Тепло сочится тонкой струйкой, которая отклоняется или иссякает, чуть только откроешь, а потом закроешь дверь.
Когда она вошла, под ногами у нее хрустнула бумага: она подобрала с полу письмо.
«Мадмуазель, Мне совестно, что я опять Вас подвожу, по крайней мере отчасти. Сегодня я дважды наведывался в газету, где мне должны заплатить, но кассира так и не застал. Мне твердо обещали, что завтра он будет на месте. В противном случае, если эти люди попросту надо мной издеваются, я предприму другие меры.
Прошу Вас, не думайте, что с моей стороны речь идет о недобросовестности.
В подтверждение своих благих намерений прилагаю в счет долга сумму, которую Вы, боюсь, сочтете смехотворной.
Пишу Вам это письмо, потому что мы сегодня будем обедать у друзей на другом конце Парижа и вернемся очень поздно, а может быть, и не придем ночевать. Так что не беспокойтесь из-за нас.
Примите, мадмуазель, заверения в моих самых почтительных и преданных чувствах.
Альбер Кайлъ».
Сегодня двадцатое. Жильцы до сих пор не заплатили за квартиру. Чемодан снова уносили из дому, но не для того, чтобы вернуть назад зимнее пальто Лины – она так и ходит в костюмчике, – а для того, чтобы сбыть белье из ее приданого. Его продали евреям на улице Блан-Манто.
Они задолжали Одбалям и другим лавочникам по соседству, больше всего колбаснику, потому что по ресторанам они уже совсем не ходят; украдкой приносят немного еды к себе в комнату, где по-прежнему нет электроплитки.
Пока они одни, то от этого не страдают.
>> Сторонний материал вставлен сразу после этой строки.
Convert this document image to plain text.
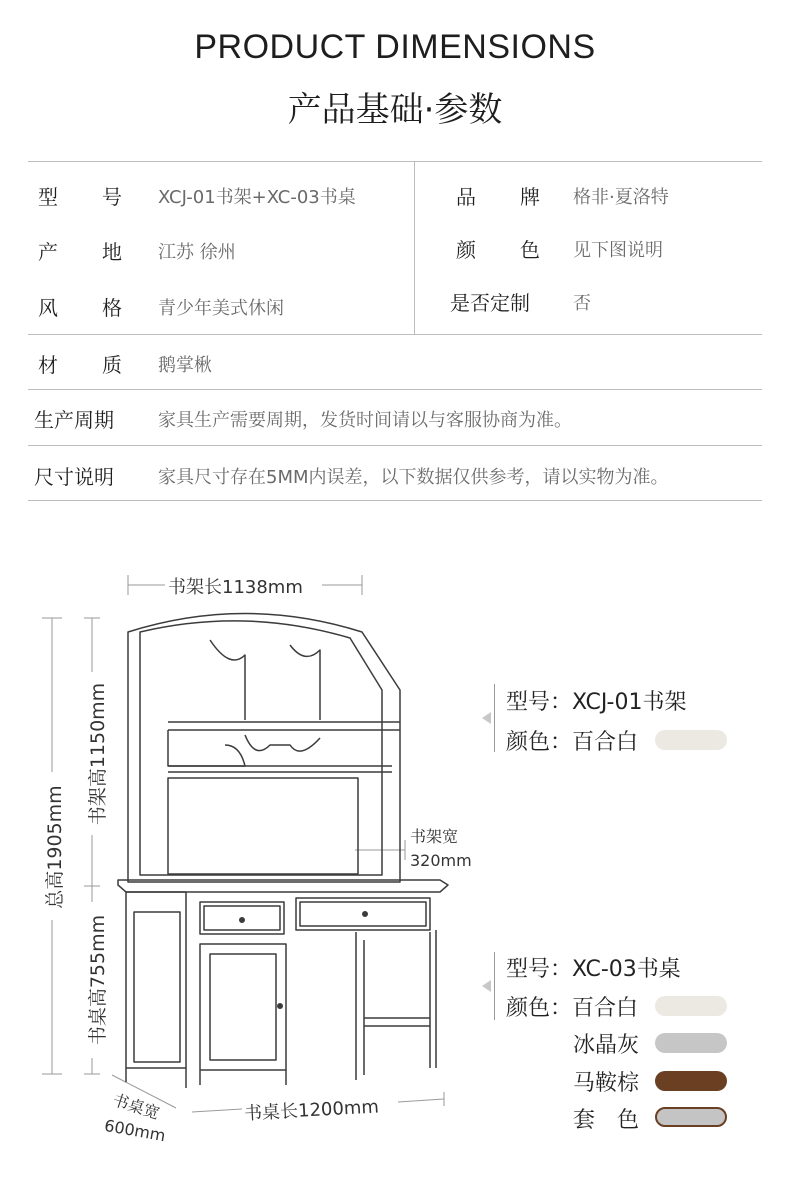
PRODUCT DIMENSIONS
产品基础·参数
型号 XCJ-01书架+XC-03书桌	品牌 格非·夏洛特
产地 江苏 徐州	颜色 见下图说明
风格 青少年美式休闲	是否定制 否
材质 鹅掌楸
生产周期 家具生产需要周期，发货时间请以与客服协商为准。
尺寸说明 家具尺寸存在5MM内误差，以下数据仅供参考，请以实物为准。
书架长1138mm
书架高1150mm
总高1905mm
书桌高755mm
书架宽
320mm
书桌宽
600mm
书桌长1200mm
型号：XCJ-01书架
颜色：百合白
型号：XC-03书桌
颜色：百合白
冰晶灰
马鞍棕
套色
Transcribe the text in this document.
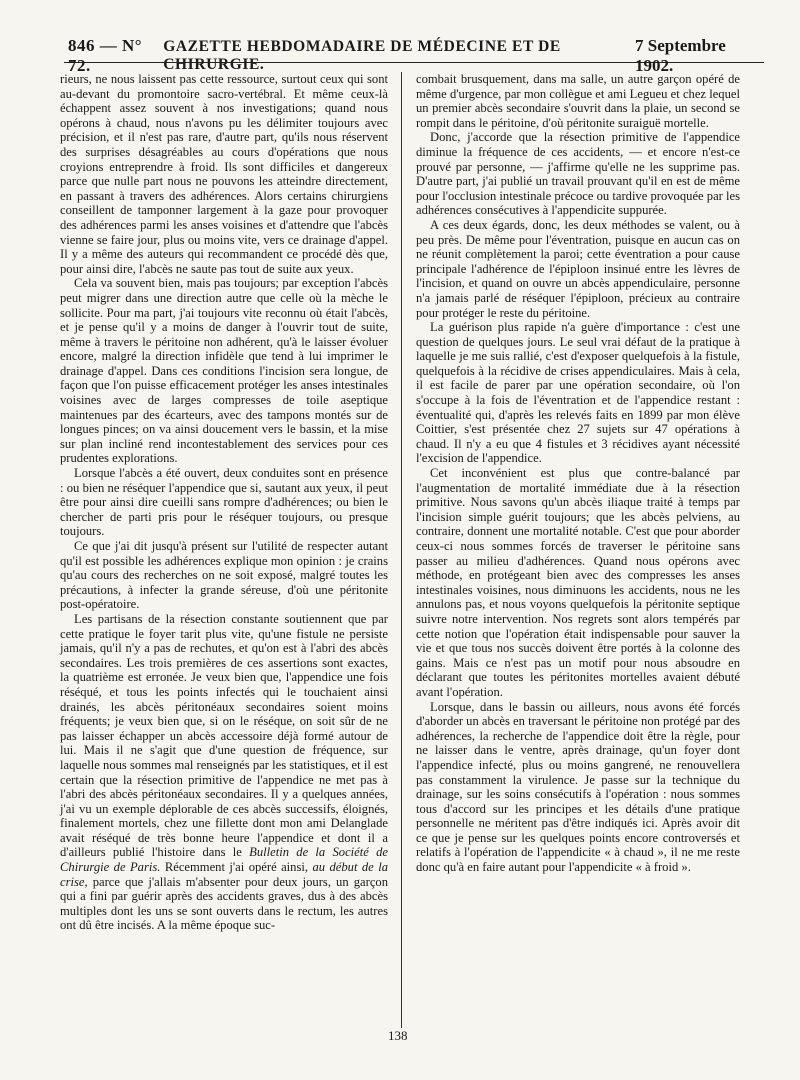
846 — N° 72.
GAZETTE HEBDOMADAIRE DE MÉDECINE ET DE CHIRURGIE.
7 Septembre 1902.

rieurs, ne nous laissent pas cette ressource, surtout ceux qui sont au-devant du promontoire sacro-vertébral. Et même ceux-là échappent assez souvent à nos investigations; quand nous opérons à chaud, nous n'avons pu les délimiter toujours avec précision, et il n'est pas rare, d'autre part, qu'ils nous réservent des surprises désagréables au cours d'opérations que nous croyions entreprendre à froid. Ils sont difficiles et dangereux parce que nulle part nous ne pouvons les atteindre directement, en passant à travers des adhérences. Alors certains chirurgiens conseillent de tamponner largement à la gaze pour provoquer des adhérences parmi les anses voisines et d'attendre que l'abcès vienne se faire jour, plus ou moins vite, vers ce drainage d'appel. Il y a même des auteurs qui recommandent ce procédé dès que, pour ainsi dire, l'abcès ne saute pas tout de suite aux yeux.

Cela va souvent bien, mais pas toujours; par exception l'abcès peut migrer dans une direction autre que celle où la mèche le sollicite. Pour ma part, j'ai toujours vite reconnu où était l'abcès, et je pense qu'il y a moins de danger à l'ouvrir tout de suite, même à travers le péritoine non adhérent, qu'à le laisser évoluer encore, malgré la direction infidèle que tend à lui imprimer le drainage d'appel. Dans ces conditions l'incision sera longue, de façon que l'on puisse efficacement protéger les anses intestinales voisines avec de larges compresses de toile aseptique maintenues par des écarteurs, avec des tampons montés sur de longues pinces; on va ainsi doucement vers le bassin, et la mise sur plan incliné rend incontestablement des services pour ces prudentes explorations.

Lorsque l'abcès a été ouvert, deux conduites sont en présence : ou bien ne réséquer l'appendice que si, sautant aux yeux, il peut être pour ainsi dire cueilli sans rompre d'adhérences; ou bien le chercher de parti pris pour le réséquer toujours, ou presque toujours.

Ce que j'ai dit jusqu'à présent sur l'utilité de respecter autant qu'il est possible les adhérences explique mon opinion : je crains qu'au cours des recherches on ne soit exposé, malgré toutes les précautions, à infecter la grande séreuse, d'où une péritonite post-opératoire.

Les partisans de la résection constante soutiennent que par cette pratique le foyer tarit plus vite, qu'une fistule ne persiste jamais, qu'il n'y a pas de rechutes, et qu'on est à l'abri des abcès secondaires. Les trois premières de ces assertions sont exactes, la quatrième est erronée. Je veux bien que, l'appendice une fois réséqué, et tous les points infectés qui le touchaient ainsi drainés, les abcès péritonéaux secondaires soient moins fréquents; je veux bien que, si on le réséque, on soit sûr de ne pas laisser échapper un abcès accessoire déjà formé autour de lui. Mais il ne s'agit que d'une question de fréquence, sur laquelle nous sommes mal renseignés par les statistiques, et il est certain que la résection primitive de l'appendice ne met pas à l'abri des abcès péritonéaux secondaires. Il y a quelques années, j'ai vu un exemple déplorable de ces abcès successifs, éloignés, finalement mortels, chez une fillette dont mon ami Delanglade avait réséqué de très bonne heure l'appendice et dont il a d'ailleurs publié l'histoire dans le Bulletin de la Société de Chirurgie de Paris. Récemment j'ai opéré ainsi, au début de la crise, parce que j'allais m'absenter pour deux jours, un garçon qui a fini par guérir après des accidents graves, dus à des abcès multiples dont les uns se sont ouverts dans le rectum, les autres ont dû être incisés. A la même époque suc-

combait brusquement, dans ma salle, un autre garçon opéré de même d'urgence, par mon collègue et ami Legueu et chez lequel un premier abcès secondaire s'ouvrit dans la plaie, un second se rompit dans le péritoine, d'où péritonite suraiguë mortelle.

Donc, j'accorde que la résection primitive de l'appendice diminue la fréquence de ces accidents, — et encore n'est-ce prouvé par personne, — j'affirme qu'elle ne les supprime pas. D'autre part, j'ai publié un travail prouvant qu'il en est de même pour l'occlusion intestinale précoce ou tardive provoquée par les adhérences consécutives à l'appendicite suppurée.

A ces deux égards, donc, les deux méthodes se valent, ou à peu près. De même pour l'éventration, puisque en aucun cas on ne réunit complètement la paroi; cette éventration a pour cause principale l'adhérence de l'épiploon insinué entre les lèvres de l'incision, et quand on ouvre un abcès appendiculaire, personne n'a jamais parlé de réséquer l'épiploon, précieux au contraire pour protéger le reste du péritoine.

La guérison plus rapide n'a guère d'importance : c'est une question de quelques jours. Le seul vrai défaut de la pratique à laquelle je me suis rallié, c'est d'exposer quelquefois à la fistule, quelquefois à la récidive de crises appendiculaires. Mais à cela, il est facile de parer par une opération secondaire, où l'on s'occupe à la fois de l'éventration et de l'appendice restant : éventualité qui, d'après les relevés faits en 1899 par mon élève Coittier, s'est présentée chez 27 sujets sur 47 opérations à chaud. Il n'y a eu que 4 fistules et 3 récidives ayant nécessité l'excision de l'appendice.

Cet inconvénient est plus que contre-balancé par l'augmentation de mortalité immédiate due à la résection primitive. Nous savons qu'un abcès iliaque traité à temps par l'incision simple guérit toujours; que les abcès pelviens, au contraire, donnent une mortalité notable. C'est que pour aborder ceux-ci nous sommes forcés de traverser le péritoine sans passer au milieu d'adhérences. Quand nous opérons avec méthode, en protégeant bien avec des compresses les anses intestinales voisines, nous diminuons les accidents, nous ne les annulons pas, et nous voyons quelquefois la péritonite septique suivre notre intervention. Nos regrets sont alors tempérés par cette notion que l'opération était indispensable pour sauver la vie et que tous nos succès doivent être portés à la colonne des gains. Mais ce n'est pas un motif pour nous absoudre en déclarant que toutes les péritonites mortelles avaient débuté avant l'opération.

Lorsque, dans le bassin ou ailleurs, nous avons été forcés d'aborder un abcès en traversant le péritoine non protégé par des adhérences, la recherche de l'appendice doit être la règle, pour ne laisser dans le ventre, après drainage, qu'un foyer dont l'appendice infecté, plus ou moins gangrené, ne renouvellera pas constamment la virulence. Je passe sur la technique du drainage, sur les soins consécutifs à l'opération : nous sommes tous d'accord sur les principes et les détails d'une pratique personnelle ne méritent pas d'être indiqués ici. Après avoir dit ce que je pense sur les quelques points encore controversés et relatifs à l'opération de l'appendicite « à chaud », il ne me reste donc qu'à en faire autant pour l'appendicite « à froid ».

138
Но Альбер Кайль избегает Доминику; дважды он посылал к ней Лину просить отсрочки.
Доминика беднее их, потому что ей уже не разбогатеть. Сегодня она останется без обеда, потому что чай в кафе на Елисейских полях – она не устояла и съела одно из пирожных, выставленных на столике, – обошелся ей дороже, чем обычная трапеза. Теперь она ограничится чашкой подогретого кофе.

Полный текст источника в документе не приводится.